I‘m exactly where I was last October – no plot, no plan. Just a character I’ve been carrying around with me for a while. My strategy is simple: Start writing and let the character tell you the story.
I do tend, as I slam the thing out, to have an idea for a direction or scene. In order to keep those handy, I create a file, name it, then close it and get back to writing. When I open up the Novel Folder each day, the scenes are listed right there. I simply click on one of them and begin. At the end of the month, I piece the puzzle back together and it’s ready for rewrite.

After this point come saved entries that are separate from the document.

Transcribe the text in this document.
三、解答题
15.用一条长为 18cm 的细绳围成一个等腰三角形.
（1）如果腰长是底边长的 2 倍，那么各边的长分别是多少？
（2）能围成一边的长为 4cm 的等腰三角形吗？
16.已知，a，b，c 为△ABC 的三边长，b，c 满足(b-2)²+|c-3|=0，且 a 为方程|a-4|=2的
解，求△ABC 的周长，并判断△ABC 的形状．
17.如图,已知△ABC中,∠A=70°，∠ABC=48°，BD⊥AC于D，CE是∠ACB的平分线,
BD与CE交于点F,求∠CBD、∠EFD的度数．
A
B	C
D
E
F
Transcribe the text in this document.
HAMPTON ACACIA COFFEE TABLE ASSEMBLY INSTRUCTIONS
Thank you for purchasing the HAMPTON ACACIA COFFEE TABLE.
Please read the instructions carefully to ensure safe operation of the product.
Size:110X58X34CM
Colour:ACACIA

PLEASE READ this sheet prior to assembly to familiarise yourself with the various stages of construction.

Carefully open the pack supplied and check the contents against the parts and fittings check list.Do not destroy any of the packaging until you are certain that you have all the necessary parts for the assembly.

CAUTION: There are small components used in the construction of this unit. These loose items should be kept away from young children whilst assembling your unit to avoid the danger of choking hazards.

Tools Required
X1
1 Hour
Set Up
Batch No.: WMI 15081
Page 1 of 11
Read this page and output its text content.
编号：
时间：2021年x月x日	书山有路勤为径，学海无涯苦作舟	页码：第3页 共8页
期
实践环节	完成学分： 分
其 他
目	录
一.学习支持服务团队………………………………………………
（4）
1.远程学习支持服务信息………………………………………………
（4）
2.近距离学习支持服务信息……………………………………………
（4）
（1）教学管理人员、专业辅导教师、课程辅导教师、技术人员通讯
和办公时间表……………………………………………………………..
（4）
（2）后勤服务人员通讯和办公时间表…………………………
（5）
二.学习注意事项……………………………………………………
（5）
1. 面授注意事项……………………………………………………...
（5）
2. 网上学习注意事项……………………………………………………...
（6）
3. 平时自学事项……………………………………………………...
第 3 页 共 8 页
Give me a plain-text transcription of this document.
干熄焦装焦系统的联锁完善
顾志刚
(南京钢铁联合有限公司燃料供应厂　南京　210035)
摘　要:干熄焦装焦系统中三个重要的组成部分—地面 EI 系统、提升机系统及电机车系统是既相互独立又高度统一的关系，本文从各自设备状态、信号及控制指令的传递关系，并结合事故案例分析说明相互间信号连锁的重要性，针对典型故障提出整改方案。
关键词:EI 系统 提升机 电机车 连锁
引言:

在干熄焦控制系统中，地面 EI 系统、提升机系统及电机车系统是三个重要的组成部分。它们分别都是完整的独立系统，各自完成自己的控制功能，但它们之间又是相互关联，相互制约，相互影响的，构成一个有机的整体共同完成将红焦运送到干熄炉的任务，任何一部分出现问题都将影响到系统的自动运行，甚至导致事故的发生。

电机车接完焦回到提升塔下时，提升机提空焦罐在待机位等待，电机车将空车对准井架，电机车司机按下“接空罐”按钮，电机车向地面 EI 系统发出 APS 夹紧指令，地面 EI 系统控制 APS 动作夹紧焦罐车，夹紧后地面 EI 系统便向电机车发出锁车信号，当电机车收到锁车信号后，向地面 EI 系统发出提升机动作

That’s it. No note cards or agonizing character outlines. No plotting maze. I let the characters be and they go where they wish, committing all manner of lovely and unlovely acts. The critters walk around with me and whisper in my ear all day. By the morning write, there’s story.
I can’t wait to see this year’s novel roll out from under my fingers. I’m not sure I have the muscular fortitude of the Typewriter Brigade, a stealthy group of miscreants who manage to produce their NaNoWriMo Novels purely on typewriters. I’m going to slam out part of it on the old manual machines, though, as long as my fingers hold out. We’ll see how that little experiment works.
If you feel you can join us, do. If you can’t, grab some pom-poms and start cheering on November 1st.